Designer drugs are typically created when clandestine chemists modify the structure of an existing drug, for example adding a methyl group to the compound, thereby creating an analog drug with similar properties (4). The new chemical is made to be sufficiently different from its parent compound and therefore not covered by existing drug laws (4). Different chemical structures ultimately mean potential different physiologic effects, and a resulting clinical picture that often times cannot be predicted based on presentation. Additionally, since there is no regulation of the production of these substances, the composition and dose of the active ingredients may vary substantially between drugs, even those under the same label, leading to challenges among clinicians attempting to diagnose and treat, in addition to added risk of exposure to the user (5). While new legislation has been introduced to attempt to make these lines of drugs illegal (6), drug creators are typically far ahead of the law, designing new drugs that escape current regulation.

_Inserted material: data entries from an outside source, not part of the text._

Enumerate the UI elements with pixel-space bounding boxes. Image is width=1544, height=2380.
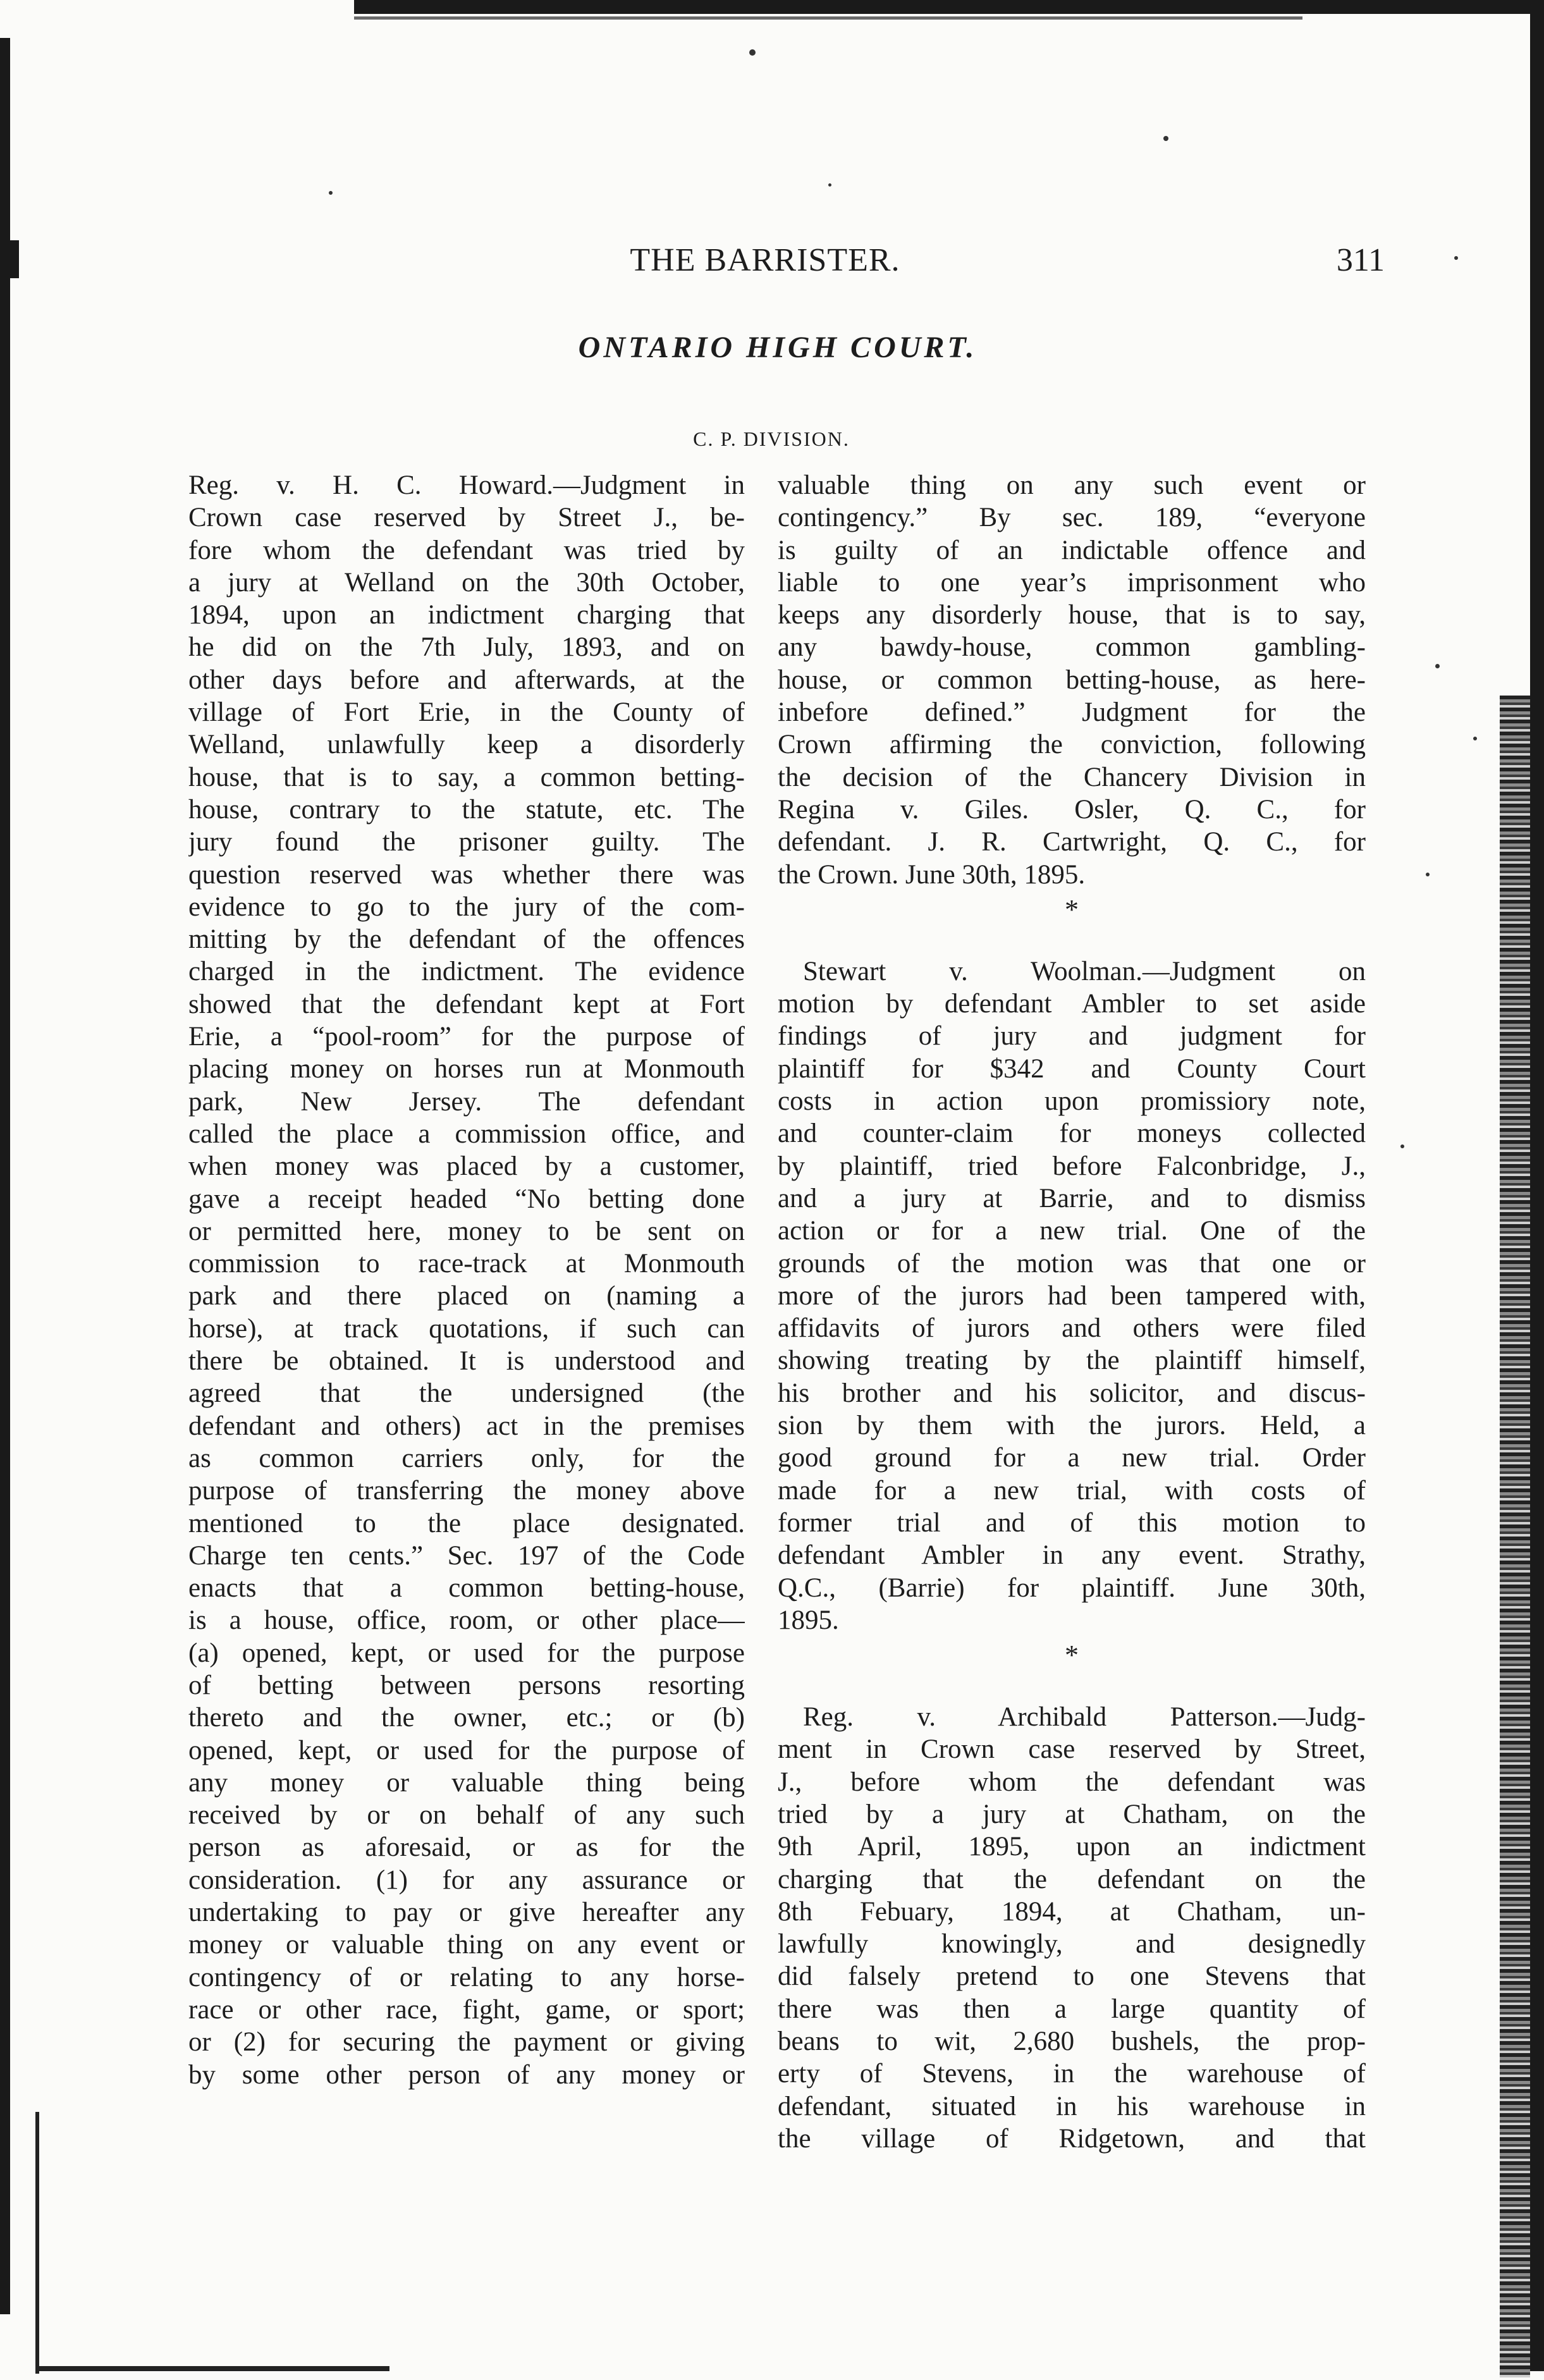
text-line: good ground for a new trial. Order <box>778 1443 1366 1473</box>
scan-edge-left-notch <box>10 240 19 278</box>
text-line: erty of Stevens, in the warehouse of <box>778 2059 1366 2089</box>
text-line: is a house, office, room, or other place— <box>188 1605 745 1636</box>
text-line: charged in the indictment. The evidence <box>188 957 745 987</box>
scan-speck <box>1426 873 1430 876</box>
scan-speck <box>1473 737 1477 740</box>
scan-edge-right-noise <box>1500 696 1530 2377</box>
text-line: Stewart v. Woolman.—Judgment on <box>803 956 1366 986</box>
text-line: Regina v. Giles. Osler, Q. C., for <box>778 794 1366 825</box>
text-line: is guilty of an indictable offence and <box>778 535 1366 565</box>
text-line: defendant Ambler in any event. Strathy, <box>778 1540 1366 1571</box>
scan-speck <box>1400 1144 1404 1148</box>
text-line: thereto and the owner, etc.; or (b) <box>188 1703 745 1733</box>
text-line: question reserved was whether there was <box>188 859 745 890</box>
text-line: and a jury at Barrie, and to dismiss <box>778 1183 1366 1213</box>
text-line: sion by them with the jurors. Held, a <box>778 1411 1366 1441</box>
section-title: ONTARIO HIGH COURT. <box>578 331 977 364</box>
text-line: there be obtained. It is understood and <box>188 1346 745 1377</box>
case-separator: * <box>1065 893 1079 925</box>
text-line: person as aforesaid, or as for the <box>188 1832 745 1863</box>
text-line: affidavits of jurors and others were filed <box>778 1313 1366 1344</box>
text-line: mentioned to the place designated. <box>188 1508 745 1538</box>
text-line: other days before and afterwards, at the <box>188 665 745 695</box>
text-line: the village of Ridgetown, and that <box>778 2123 1366 2154</box>
text-line: village of Fort Erie, in the County of <box>188 697 745 728</box>
scan-speck <box>828 183 831 187</box>
text-line: 1895. <box>778 1605 839 1635</box>
scan-edge-top-line <box>354 16 1302 20</box>
text-line: park and there placed on (naming a <box>188 1281 745 1311</box>
text-line: defendant, situated in his warehouse in <box>778 2091 1366 2121</box>
text-line: undertaking to pay or give hereafter any <box>188 1898 745 1928</box>
text-line: any bawdy-house, common gambling- <box>778 632 1366 663</box>
text-line: by plaintiff, tried before Falconbridge, J., <box>778 1151 1366 1181</box>
text-line: house, contrary to the statute, etc. The <box>188 794 745 825</box>
scan-speck <box>1454 256 1458 260</box>
text-line: former trial and of this motion to <box>778 1507 1366 1538</box>
case-separator: * <box>1065 1640 1079 1671</box>
text-line: purpose of transferring the money above <box>188 1476 745 1506</box>
text-line: race or other race, fight, game, or sport; <box>188 1994 745 2025</box>
text-line: charging that the defendant on the <box>778 1864 1366 1894</box>
scan-edge-top <box>354 0 1544 14</box>
text-line: jury found the prisoner guilty. The <box>188 827 745 857</box>
text-line: Q.C., (Barrie) for plaintiff. June 30th, <box>778 1573 1366 1603</box>
page-number: 311 <box>1336 242 1385 278</box>
text-line: defendant and others) act in the premises <box>188 1411 745 1441</box>
text-line: Erie, a “pool-room” for the purpose of <box>188 1022 745 1052</box>
text-line: the Crown. June 30th, 1895. <box>778 859 1086 890</box>
text-line: there was then a large quantity of <box>778 1994 1366 2024</box>
text-line: opened, kept, or used for the purpose of <box>188 1735 745 1765</box>
division-heading: C. P. DIVISION. <box>693 427 850 450</box>
text-line: enacts that a common betting-house, <box>188 1573 745 1604</box>
text-line: did falsely pretend to one Stevens that <box>778 1961 1366 1992</box>
text-line: evidence to go to the jury of the com- <box>188 892 745 922</box>
text-line: the decision of the Chancery Division in <box>778 762 1366 792</box>
scan-speck <box>329 191 333 195</box>
text-line: placing money on horses run at Monmouth <box>188 1054 745 1084</box>
text-line: motion by defendant Ambler to set aside <box>778 989 1366 1019</box>
text-line: park, New Jersey. The defendant <box>188 1086 745 1117</box>
scan-edge-left <box>0 38 10 2314</box>
text-line: by some other person of any money or <box>188 2059 745 2090</box>
text-line: Reg. v. Archibald Patterson.—Judg- <box>803 1702 1366 1733</box>
text-line: a jury at Welland on the 30th October, <box>188 567 745 598</box>
text-line: action or for a new trial. One of the <box>778 1216 1366 1246</box>
text-line: liable to one year’s imprisonment who <box>778 567 1366 598</box>
text-line: findings of jury and judgment for <box>778 1021 1366 1052</box>
text-line: showing treating by the plaintiff himself, <box>778 1346 1366 1376</box>
text-line: (a) opened, kept, or used for the purpose <box>188 1638 745 1668</box>
text-line: mitting by the defendant of the offences <box>188 924 745 955</box>
text-line: made for a new trial, with costs of <box>778 1475 1366 1506</box>
text-line: he did on the 7th July, 1893, and on <box>188 632 745 663</box>
text-line: received by or on behalf of any such <box>188 1800 745 1831</box>
text-line: his brother and his solicitor, and discus- <box>778 1378 1366 1408</box>
text-line: gave a receipt headed “No betting done <box>188 1184 745 1214</box>
text-line: 1894, upon an indictment charging that <box>188 600 745 630</box>
text-line: 9th April, 1895, upon an indictment <box>778 1832 1366 1862</box>
text-line: Crown affirming the conviction, following <box>778 730 1366 760</box>
text-line: called the place a commission office, and <box>188 1119 745 1149</box>
text-line: commission to race-track at Monmouth <box>188 1249 745 1279</box>
text-line: agreed that the undersigned (the <box>188 1378 745 1409</box>
scan-speck <box>1163 136 1168 141</box>
text-line: any money or valuable thing being <box>188 1767 745 1798</box>
text-line: consideration. (1) for any assurance or <box>188 1865 745 1895</box>
text-line: valuable thing on any such event or <box>778 470 1366 500</box>
text-line: tried by a jury at Chatham, on the <box>778 1799 1366 1829</box>
text-line: inbefore defined.” Judgment for the <box>778 697 1366 728</box>
scan-edge-bottom <box>35 2366 389 2371</box>
scan-edge-right <box>1530 13 1544 2371</box>
text-line: more of the jurors had been tampered with, <box>778 1280 1366 1311</box>
text-line: house, that is to say, a common betting- <box>188 762 745 792</box>
text-line: house, or common betting-house, as here- <box>778 665 1366 695</box>
text-line: Reg. v. H. C. Howard.—Judgment in <box>188 470 745 500</box>
text-line: plaintiff for $342 and County Court <box>778 1053 1366 1084</box>
text-line: of betting between persons resorting <box>188 1670 745 1700</box>
text-line: lawfully knowingly, and designedly <box>778 1929 1366 1960</box>
right-column <box>778 469 1366 2155</box>
text-line: beans to wit, 2,680 bushels, the prop- <box>778 2027 1366 2057</box>
text-line: J., before whom the defendant was <box>778 1767 1366 1797</box>
running-title: THE BARRISTER. <box>630 242 900 278</box>
text-line: Charge ten cents.” Sec. 197 of the Code <box>188 1540 745 1571</box>
text-line: or permitted here, money to be sent on <box>188 1216 745 1246</box>
text-line: showed that the defendant kept at Fort <box>188 989 745 1019</box>
text-line: and counter-claim for moneys collected <box>778 1119 1366 1149</box>
text-line: Crown case reserved by Street J., be- <box>188 503 745 533</box>
text-line: ment in Crown case reserved by Street, <box>778 1734 1366 1765</box>
scan-speck <box>749 49 756 56</box>
text-line: horse), at track quotations, if such can <box>188 1313 745 1344</box>
text-line: costs in action upon promissiory note, <box>778 1086 1366 1117</box>
running-head <box>190 242 1385 292</box>
text-line: 8th Febuary, 1894, at Chatham, un- <box>778 1896 1366 1927</box>
text-line: contingency.” By sec. 189, “everyone <box>778 503 1366 533</box>
left-column <box>188 469 745 2091</box>
text-line: money or valuable thing on any event or <box>188 1930 745 1960</box>
text-line: keeps any disorderly house, that is to say, <box>778 600 1366 630</box>
text-line: Welland, unlawfully keep a disorderly <box>188 730 745 760</box>
text-line: or (2) for securing the payment or giving <box>188 2027 745 2058</box>
text-line: contingency of or relating to any horse- <box>188 1962 745 1992</box>
text-line: as common carriers only, for the <box>188 1443 745 1473</box>
text-line: defendant. J. R. Cartwright, Q. C., for <box>778 827 1366 857</box>
text-line: grounds of the motion was that one or <box>778 1248 1366 1279</box>
text-line: fore whom the defendant was tried by <box>188 535 745 565</box>
scan-speck <box>1435 664 1440 668</box>
scan-edge-bottom-corner <box>35 2112 39 2374</box>
text-line: when money was placed by a customer, <box>188 1151 745 1182</box>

Currently, the majority of new substances available can be characterized as synthetic cannabinoids, opioid-like substances, amphetamine-like substances or hallucinogens (7). However, these new substances are very concerning as the have been associated with significant life-threatening adverse events, and have been implicated as the cause for numerous violent acts (2,3,7,8). This presents a remarkable challenge to the primary care clinicians, who need to be able to both recognize and be able to treat patients that are exposed to these substances. There are several sources available for information for the clinician in need of medical information.
POISON CONTROL CENTERS
The United States has 57 Poison Control Centers who serve the United States as a resource for expertise in medical toxicology. The national phone number, (800) 222-1222 puts callers directly in-touch with their regional center. Medical professionals that are specialists in toxicology answer the phones and are available for all types of consultations and questions. Physician coverage is available 24 hours a day, 7 days a week. Discussions with the poison control center are confidential, and serve as a resource for information on a variety of topics, including drugs of abuse, and serve to both identify and guide management for patients exposed to drugs. The Poison Centers also provide national surveillance for drug exposures. The American Association of Poison Control Centers, an organization that supports the individual centers, has information about the clinical symptoms expected with exposure to some agents available on their Web site (Table 17-1 ).